When I swung my legs over the edge of the bed I felt Andy's hand grope for my own. I smiled down at him and held onto his hand and watched his eyes flutter open. When his eyes settled on mine he smiled as they flickered down to my stomach and I knew exactly why. He was probably thinking about how his baby is inside there. The only reason I know that is because I think about it all the time every time I look in the mirror and see myself.

"How are you feeling?" He asked me. This was normally the first thing he would say to me every morning. Ever since he found out that I was pregnant he got worried about me all the time. I didn't want to be treat like the invalid of the group but there was nothing I could do to stop them so I just took it and tried not to complain too much about it. I didn't feel like being any more of a bother than I probably already was. It must be boring trying to look after the pregnant girl.

"I'm feeling great" I sighed as I put on a fake smile. I was surprised that Andy couldn't tell it was fake but I didn't think much about it at all. I attempted to get out of bed but Andy's hand felt like it was made of stone and he wasn't letting me out of its grip. I turned around to glare at him in a playful way but he still wouldn't let me out of his grip. I tried to squirm away but it wasn't working and I was only making a fool out of myself.

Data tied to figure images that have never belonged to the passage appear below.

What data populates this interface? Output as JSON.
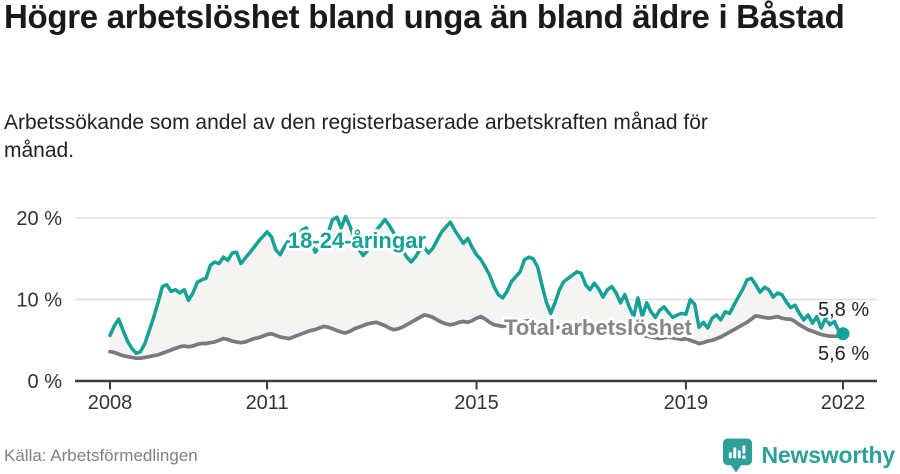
{
  "header": {
    "title": "Högre arbetslöshet bland unga än bland äldre i Båstad",
    "subtitle": "Arbetssökande som andel av den registerbaserade arbetskraften månad för månad."
  },
  "footer": {
    "source": "Källa: Arbetsförmedlingen",
    "brand": "Newsworthy"
  },
  "colors": {
    "youth_line": "#15a195",
    "total_line": "#797a7e",
    "between_fill": "#f4f4f2",
    "gridline": "#dedede",
    "axis": "#3c3c3c",
    "tick_label": "#333333",
    "value_label": "#222222",
    "total_label": "#85868a",
    "brand_teal": "#2e9f99"
  },
  "chart_data": {
    "type": "line",
    "title": "Högre arbetslöshet bland unga än bland äldre i Båstad",
    "subtitle": "Arbetssökande som andel av den registerbaserade arbetskraften månad för månad.",
    "y_unit": "%",
    "x_start": "2008-01",
    "x_end": "2022-01",
    "x_frequency": "monthly",
    "x_ticks": [
      2008,
      2011,
      2015,
      2019,
      2022
    ],
    "y_ticks": [
      {
        "value": 0,
        "label": "0 %"
      },
      {
        "value": 10,
        "label": "10 %"
      },
      {
        "value": 20,
        "label": "20 %"
      }
    ],
    "ylim": [
      0,
      21.5
    ],
    "grid": "horizontal-only",
    "legend_position": "inline-labels",
    "series": [
      {
        "name": "18-24-åringar",
        "end_label": "5,8 %",
        "end_value": 5.8,
        "values": [
          5.6,
          6.8,
          7.6,
          6.2,
          4.9,
          4.0,
          3.4,
          3.6,
          4.6,
          6.2,
          7.8,
          9.6,
          11.6,
          11.8,
          11.0,
          11.2,
          10.8,
          11.2,
          9.9,
          10.8,
          12.1,
          12.4,
          12.6,
          14.2,
          14.6,
          14.4,
          15.2,
          14.8,
          15.7,
          15.8,
          14.4,
          15.1,
          15.7,
          16.4,
          17.1,
          17.7,
          18.3,
          17.7,
          16.1,
          15.5,
          16.5,
          17.3,
          16.9,
          17.5,
          18.5,
          18.8,
          17.3,
          15.8,
          16.4,
          17.5,
          18.2,
          19.8,
          20.1,
          18.8,
          20.2,
          19.0,
          17.5,
          16.2,
          15.4,
          16.0,
          17.9,
          18.5,
          19.1,
          19.8,
          19.1,
          18.2,
          17.1,
          16.1,
          15.2,
          14.6,
          15.2,
          16.1,
          16.4,
          15.7,
          16.3,
          17.3,
          18.3,
          18.9,
          19.5,
          18.5,
          17.7,
          16.9,
          17.5,
          16.4,
          15.5,
          14.9,
          14.0,
          13.0,
          11.6,
          10.6,
          10.2,
          11.0,
          12.2,
          12.8,
          13.4,
          14.9,
          15.2,
          15.0,
          14.0,
          11.8,
          9.7,
          8.3,
          9.6,
          11.2,
          12.2,
          12.6,
          13.0,
          13.4,
          13.2,
          11.8,
          11.2,
          12.0,
          11.3,
          10.3,
          11.2,
          11.6,
          10.8,
          9.6,
          10.6,
          9.1,
          7.9,
          10.2,
          7.9,
          9.6,
          8.5,
          7.8,
          8.7,
          9.1,
          8.4,
          7.8,
          8.1,
          8.3,
          8.2,
          10.0,
          9.4,
          6.6,
          7.2,
          6.5,
          7.7,
          8.1,
          7.5,
          8.5,
          8.3,
          9.3,
          10.3,
          11.2,
          12.4,
          12.6,
          11.8,
          10.9,
          11.5,
          11.2,
          10.3,
          10.8,
          10.6,
          9.7,
          9.0,
          9.3,
          8.3,
          7.5,
          8.1,
          7.1,
          7.9,
          6.5,
          7.7,
          6.9,
          7.3,
          6.2,
          5.8
        ]
      },
      {
        "name": "Total arbetslöshet",
        "end_label": "5,6 %",
        "end_value": 5.6,
        "values": [
          3.6,
          3.5,
          3.3,
          3.1,
          3.0,
          2.9,
          2.8,
          2.8,
          2.9,
          3.0,
          3.1,
          3.2,
          3.4,
          3.6,
          3.8,
          4.0,
          4.2,
          4.3,
          4.2,
          4.3,
          4.5,
          4.6,
          4.6,
          4.7,
          4.8,
          5.0,
          5.2,
          5.1,
          4.9,
          4.8,
          4.7,
          4.8,
          5.0,
          5.2,
          5.3,
          5.5,
          5.7,
          5.8,
          5.6,
          5.4,
          5.3,
          5.2,
          5.4,
          5.6,
          5.8,
          6.0,
          6.2,
          6.3,
          6.5,
          6.7,
          6.6,
          6.4,
          6.2,
          6.0,
          5.9,
          6.1,
          6.4,
          6.6,
          6.8,
          7.0,
          7.1,
          7.2,
          7.0,
          6.8,
          6.5,
          6.3,
          6.4,
          6.6,
          6.9,
          7.2,
          7.5,
          7.8,
          8.1,
          8.0,
          7.8,
          7.5,
          7.2,
          7.0,
          6.9,
          7.0,
          7.2,
          7.3,
          7.2,
          7.4,
          7.7,
          7.9,
          7.6,
          7.2,
          6.9,
          6.8,
          6.7,
          6.8,
          7.0,
          7.1,
          7.2,
          7.3,
          7.4,
          7.3,
          7.1,
          6.9,
          6.7,
          6.6,
          6.5,
          6.6,
          6.7,
          6.8,
          6.9,
          6.9,
          6.8,
          6.7,
          6.6,
          6.4,
          6.3,
          6.2,
          6.1,
          6.2,
          6.3,
          6.2,
          6.1,
          6.0,
          5.9,
          5.8,
          5.6,
          5.5,
          5.4,
          5.3,
          5.2,
          5.3,
          5.4,
          5.3,
          5.2,
          5.1,
          5.2,
          5.0,
          4.8,
          4.6,
          4.7,
          4.9,
          5.0,
          5.2,
          5.4,
          5.7,
          6.0,
          6.3,
          6.6,
          6.9,
          7.2,
          7.6,
          8.0,
          7.9,
          7.8,
          7.7,
          7.8,
          7.9,
          7.7,
          7.6,
          7.6,
          7.3,
          6.9,
          6.6,
          6.3,
          6.1,
          5.9,
          5.7,
          5.6,
          5.5,
          5.5,
          5.5,
          5.6
        ]
      }
    ]
  }
}
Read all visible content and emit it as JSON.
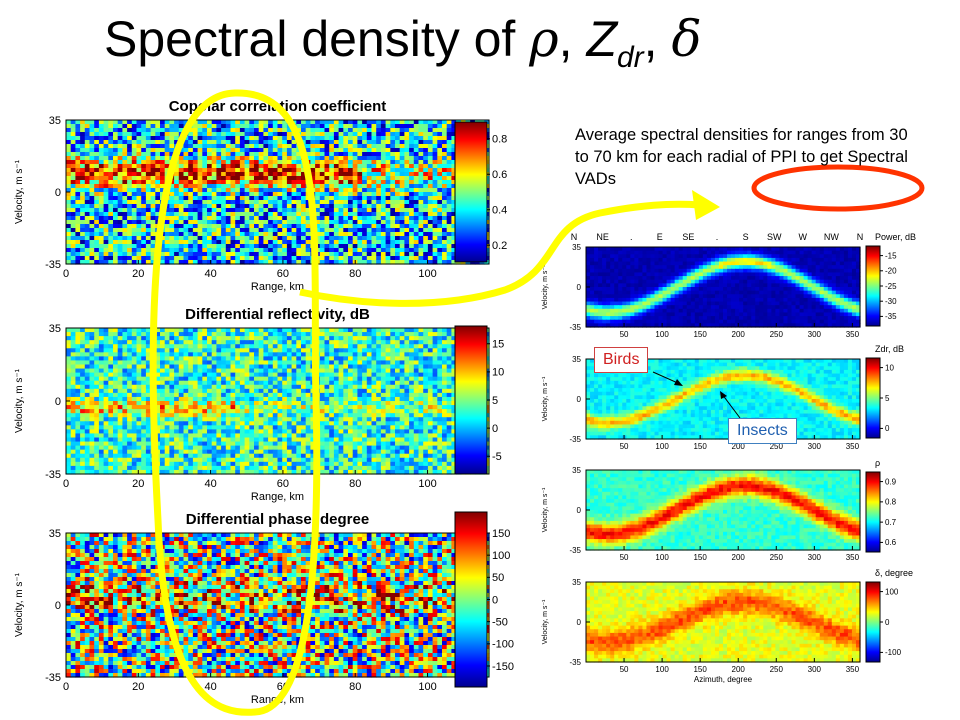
{
  "slide": {
    "title_main": "Spectral density of ",
    "title_rho": "ρ",
    "title_comma1": ", ",
    "title_z": "Z",
    "title_sub": "dr",
    "title_comma2": ", ",
    "title_delta": "δ",
    "note": "Average spectral densities for ranges from 30 to 70 km for each radial of PPI to get Spectral VADs",
    "callout_birds": "Birds",
    "callout_insects": "Insects",
    "colors": {
      "highlight_yellow": "#ffff00",
      "highlight_red": "#ff3300"
    }
  },
  "chart_data": [
    {
      "type": "heatmap",
      "title": "Copolar correlation coefficient",
      "xlabel": "Range, km",
      "ylabel": "Velocity, m s⁻¹",
      "xlim": [
        0,
        117
      ],
      "ylim": [
        -35,
        35
      ],
      "xticks": [
        "0",
        "20",
        "40",
        "60",
        "80",
        "100"
      ],
      "yticks": [
        "35",
        "0",
        "-35"
      ],
      "colorbar": {
        "label": "",
        "ticks": [
          "0.8",
          "0.6",
          "0.4",
          "0.2"
        ]
      }
    },
    {
      "type": "heatmap",
      "title": "Differential reflectivity, dB",
      "xlabel": "Range, km",
      "ylabel": "Velocity, m s⁻¹",
      "xlim": [
        0,
        117
      ],
      "ylim": [
        -35,
        35
      ],
      "xticks": [
        "0",
        "20",
        "40",
        "60",
        "80",
        "100"
      ],
      "yticks": [
        "35",
        "0",
        "-35"
      ],
      "colorbar": {
        "label": "",
        "ticks": [
          "15",
          "10",
          "5",
          "0",
          "-5"
        ]
      }
    },
    {
      "type": "heatmap",
      "title": "Differential phase, degree",
      "xlabel": "Range, km",
      "ylabel": "Velocity, m s⁻¹",
      "xlim": [
        0,
        117
      ],
      "ylim": [
        -35,
        35
      ],
      "xticks": [
        "0",
        "20",
        "40",
        "60",
        "80",
        "100"
      ],
      "yticks": [
        "35",
        "0",
        "-35"
      ],
      "colorbar": {
        "label": "",
        "ticks": [
          "150",
          "100",
          "50",
          "0",
          "-50",
          "-100",
          "-150"
        ]
      }
    },
    {
      "type": "heatmap",
      "title": "",
      "xlabel": "",
      "ylabel": "Velocity, m s⁻¹",
      "xlim": [
        0,
        360
      ],
      "ylim": [
        -35,
        35
      ],
      "xticks": [
        "50",
        "100",
        "150",
        "200",
        "250",
        "300",
        "350"
      ],
      "yticks": [
        "35",
        "0",
        "-35"
      ],
      "top_labels": [
        "N",
        "NE",
        ".",
        "E",
        "SE",
        ".",
        "S",
        "SW",
        "W",
        "NW",
        "N"
      ],
      "colorbar": {
        "label": "Power, dB",
        "ticks": [
          "-15",
          "-20",
          "-25",
          "-30",
          "-35"
        ]
      }
    },
    {
      "type": "heatmap",
      "title": "",
      "xlabel": "",
      "ylabel": "Velocity, m s⁻¹",
      "xlim": [
        0,
        360
      ],
      "ylim": [
        -35,
        35
      ],
      "xticks": [
        "50",
        "100",
        "150",
        "200",
        "250",
        "300",
        "350"
      ],
      "yticks": [
        "35",
        "0",
        "-35"
      ],
      "colorbar": {
        "label": "Zdr, dB",
        "ticks": [
          "10",
          "5",
          "0"
        ]
      }
    },
    {
      "type": "heatmap",
      "title": "",
      "xlabel": "",
      "ylabel": "Velocity, m s⁻¹",
      "xlim": [
        0,
        360
      ],
      "ylim": [
        -35,
        35
      ],
      "xticks": [
        "50",
        "100",
        "150",
        "200",
        "250",
        "300",
        "350"
      ],
      "yticks": [
        "35",
        "0",
        "-35"
      ],
      "colorbar": {
        "label": "ρ",
        "ticks": [
          "0.9",
          "0.8",
          "0.7",
          "0.6"
        ]
      }
    },
    {
      "type": "heatmap",
      "title": "",
      "xlabel": "Azimuth, degree",
      "ylabel": "Velocity, m s⁻¹",
      "xlim": [
        0,
        360
      ],
      "ylim": [
        -35,
        35
      ],
      "xticks": [
        "50",
        "100",
        "150",
        "200",
        "250",
        "300",
        "350"
      ],
      "yticks": [
        "35",
        "0",
        "-35"
      ],
      "colorbar": {
        "label": "δ, degree",
        "ticks": [
          "100",
          "0",
          "-100"
        ]
      }
    }
  ]
}
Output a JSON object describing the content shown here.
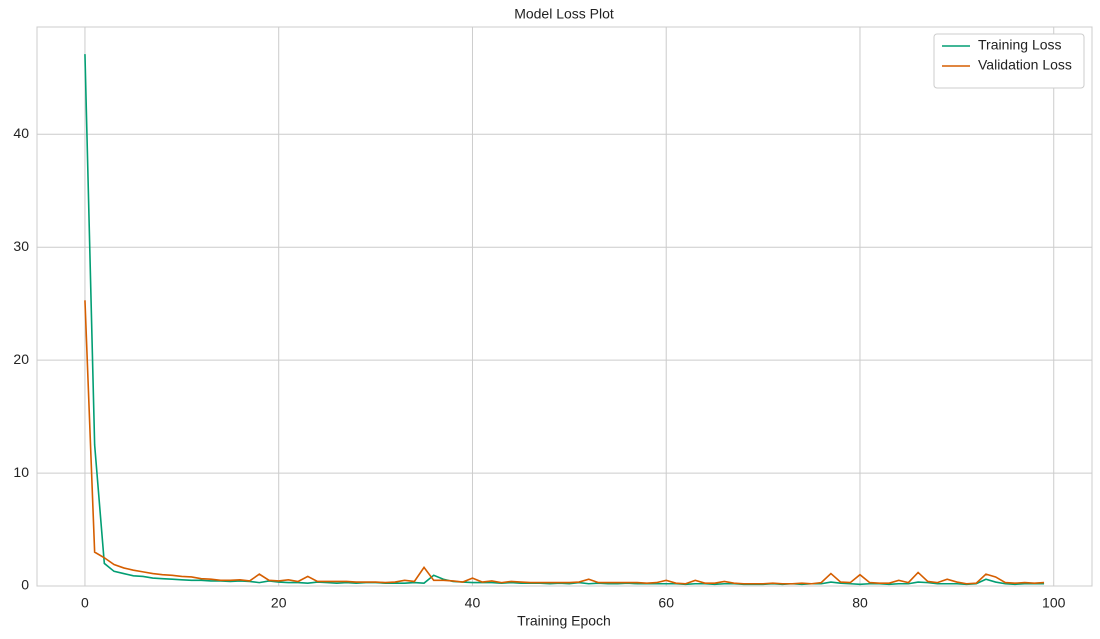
{
  "chart_data": {
    "type": "line",
    "title": "Model Loss Plot",
    "xlabel": "Training Epoch",
    "x": [
      0,
      1,
      2,
      3,
      4,
      5,
      6,
      7,
      8,
      9,
      10,
      11,
      12,
      13,
      14,
      15,
      16,
      17,
      18,
      19,
      20,
      21,
      22,
      23,
      24,
      25,
      26,
      27,
      28,
      29,
      30,
      31,
      32,
      33,
      34,
      35,
      36,
      37,
      38,
      39,
      40,
      41,
      42,
      43,
      44,
      45,
      46,
      47,
      48,
      49,
      50,
      51,
      52,
      53,
      54,
      55,
      56,
      57,
      58,
      59,
      60,
      61,
      62,
      63,
      64,
      65,
      66,
      67,
      68,
      69,
      70,
      71,
      72,
      73,
      74,
      75,
      76,
      77,
      78,
      79,
      80,
      81,
      82,
      83,
      84,
      85,
      86,
      87,
      88,
      89,
      90,
      91,
      92,
      93,
      94,
      95,
      96,
      97,
      98,
      99
    ],
    "series": [
      {
        "name": "Training Loss",
        "color": "#029e73",
        "values": [
          47.1,
          12.5,
          2.0,
          1.3,
          1.1,
          0.9,
          0.85,
          0.7,
          0.65,
          0.6,
          0.55,
          0.5,
          0.5,
          0.45,
          0.45,
          0.4,
          0.45,
          0.4,
          0.3,
          0.45,
          0.35,
          0.3,
          0.3,
          0.25,
          0.35,
          0.3,
          0.25,
          0.3,
          0.25,
          0.3,
          0.3,
          0.25,
          0.25,
          0.25,
          0.3,
          0.25,
          0.95,
          0.6,
          0.4,
          0.35,
          0.3,
          0.3,
          0.3,
          0.25,
          0.3,
          0.25,
          0.25,
          0.25,
          0.2,
          0.25,
          0.2,
          0.3,
          0.2,
          0.25,
          0.2,
          0.2,
          0.25,
          0.2,
          0.2,
          0.2,
          0.2,
          0.2,
          0.15,
          0.2,
          0.2,
          0.15,
          0.2,
          0.2,
          0.15,
          0.15,
          0.15,
          0.2,
          0.15,
          0.2,
          0.15,
          0.2,
          0.2,
          0.35,
          0.25,
          0.2,
          0.15,
          0.2,
          0.2,
          0.15,
          0.2,
          0.2,
          0.35,
          0.3,
          0.2,
          0.2,
          0.2,
          0.15,
          0.2,
          0.6,
          0.35,
          0.2,
          0.15,
          0.2,
          0.2,
          0.2
        ]
      },
      {
        "name": "Validation Loss",
        "color": "#d55e00",
        "values": [
          25.3,
          3.0,
          2.5,
          1.9,
          1.6,
          1.4,
          1.25,
          1.1,
          1.0,
          0.95,
          0.85,
          0.8,
          0.65,
          0.6,
          0.5,
          0.5,
          0.55,
          0.45,
          1.05,
          0.5,
          0.45,
          0.55,
          0.4,
          0.85,
          0.4,
          0.4,
          0.4,
          0.4,
          0.35,
          0.35,
          0.35,
          0.3,
          0.35,
          0.5,
          0.4,
          1.65,
          0.5,
          0.5,
          0.45,
          0.35,
          0.7,
          0.35,
          0.45,
          0.3,
          0.4,
          0.35,
          0.3,
          0.3,
          0.3,
          0.3,
          0.3,
          0.35,
          0.6,
          0.3,
          0.3,
          0.3,
          0.3,
          0.3,
          0.25,
          0.3,
          0.5,
          0.25,
          0.2,
          0.5,
          0.25,
          0.25,
          0.4,
          0.25,
          0.2,
          0.2,
          0.2,
          0.25,
          0.2,
          0.2,
          0.25,
          0.2,
          0.3,
          1.1,
          0.35,
          0.3,
          1.0,
          0.3,
          0.25,
          0.25,
          0.5,
          0.3,
          1.2,
          0.4,
          0.3,
          0.6,
          0.35,
          0.2,
          0.25,
          1.05,
          0.8,
          0.3,
          0.25,
          0.3,
          0.25,
          0.3
        ]
      }
    ],
    "xlim": [
      -4.95,
      103.95
    ],
    "ylim": [
      0,
      49.5
    ],
    "xticks": [
      0,
      20,
      40,
      60,
      80,
      100
    ],
    "yticks": [
      0,
      10,
      20,
      30,
      40
    ],
    "grid": true,
    "legend": "upper right"
  }
}
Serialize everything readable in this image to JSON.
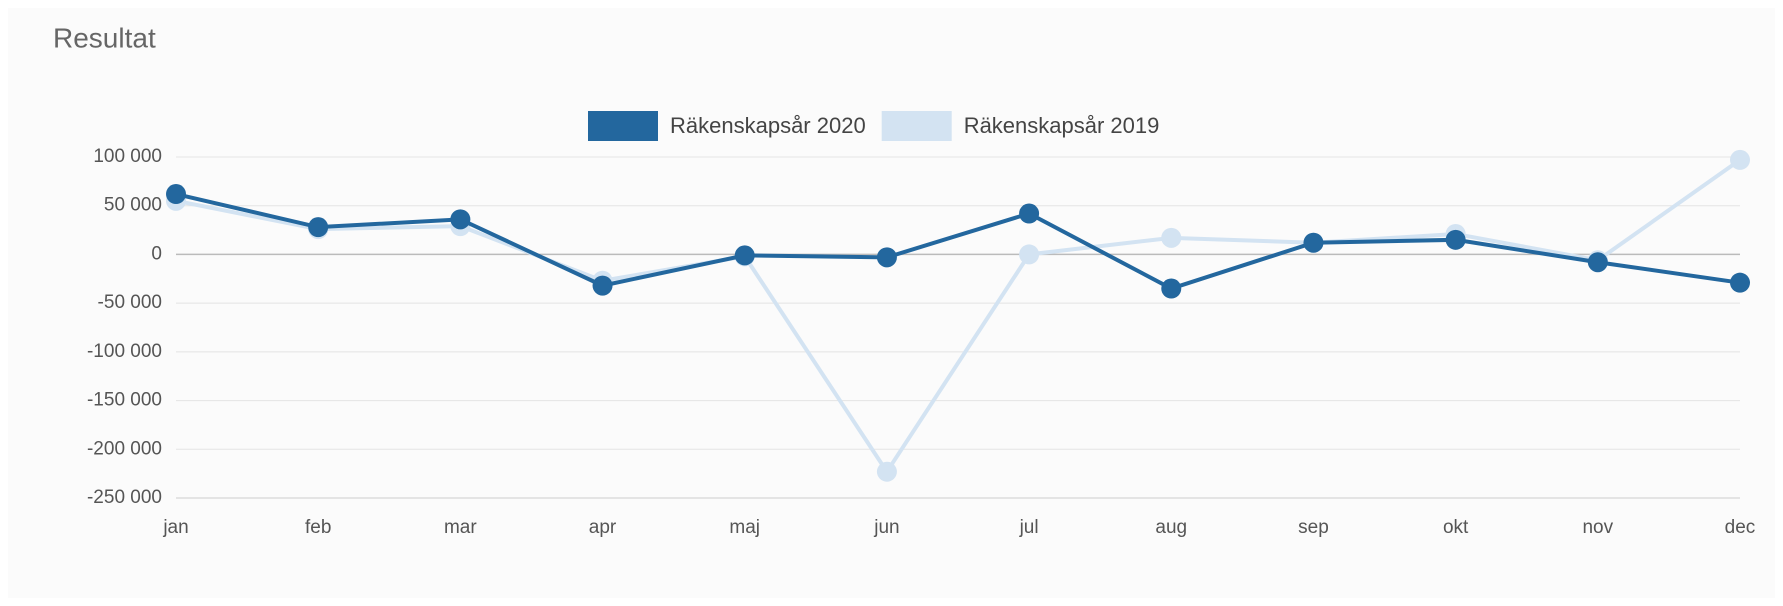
{
  "chart_data": {
    "type": "line",
    "title": "Resultat",
    "categories": [
      "jan",
      "feb",
      "mar",
      "apr",
      "maj",
      "jun",
      "jul",
      "aug",
      "sep",
      "okt",
      "nov",
      "dec"
    ],
    "series": [
      {
        "name": "Räkenskapsår 2020",
        "color": "#23679e",
        "values": [
          62000,
          28000,
          36000,
          -32000,
          -1000,
          -3000,
          42000,
          -35000,
          12000,
          15000,
          -8000,
          -29000
        ]
      },
      {
        "name": "Räkenskapsår 2019",
        "color": "#d3e3f2",
        "values": [
          55000,
          26000,
          29000,
          -27000,
          -2000,
          -223000,
          0,
          17000,
          12000,
          21000,
          -6000,
          97000
        ]
      }
    ],
    "ylim": [
      -250000,
      100000
    ],
    "yticks": [
      {
        "value": 100000,
        "label": "100 000"
      },
      {
        "value": 50000,
        "label": "50 000"
      },
      0,
      {
        "value": -50000,
        "label": "-50 000"
      },
      {
        "value": -100000,
        "label": "-100 000"
      },
      {
        "value": -150000,
        "label": "-150 000"
      },
      {
        "value": -200000,
        "label": "-200 000"
      },
      {
        "value": -250000,
        "label": "-250 000"
      }
    ],
    "grid": true,
    "legend": "top"
  }
}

"Why don't you just stay in here with me?" He asked. When Andy said that we would spend the day together I thought he meant that we would be doing something that requires moving around instead of just lying in bed for the day. I shook my head as Andy pouted at me and then I managed to get away from him and stood across the room just in case he tried to get me to lie down. Andy sat up in bed but he didn't look like he was ready to get out of it and smiled at me. I smiled back even though I really wanted to drag him out of bed.

"We're going out" I stated. I had wanted to visit the outside world because ever since I got pregnant I hadn't been out. It was as though people thought that pregnant people couldn't go outside. I remembered then that we had to make an appointment for a baby scan. Andy didn't know about this because it wasn't really his area of expertise. I took the phone from the little stand on the desk and went back over to the bed with it in my hand. Andy gave me a confused look.

"Why do you need a phone?" He asked. I sighed and pointed to my stomach but he looked even more confused. Why were some people so oblivious to everything around them? I sighed again but got ready to explain.

"We need a baby scan" I said and Andy finally understood what I was talking about. He took the phone out of my hand but I quickly scrambled to get it back out of his hands but to no avail, he got it back.

"I'll do it for us" He sighed but before I could even stop him he was dialling the number and walking away. He went to the bathroom and locked the door before I even had a chance to call him back. I sighed again as I waited for him to come out and when he did he had a smile planted on his face.

"What did you do?" I asked. I was scared to ask in case he done something stupid.

"It's next week at twelve" He said. I sighed in relief as Andy tried to make his way back to the bed but I stopped him from sitting down. He couldn't honestly think that I would let him get away with sitting in bed for the day that easily.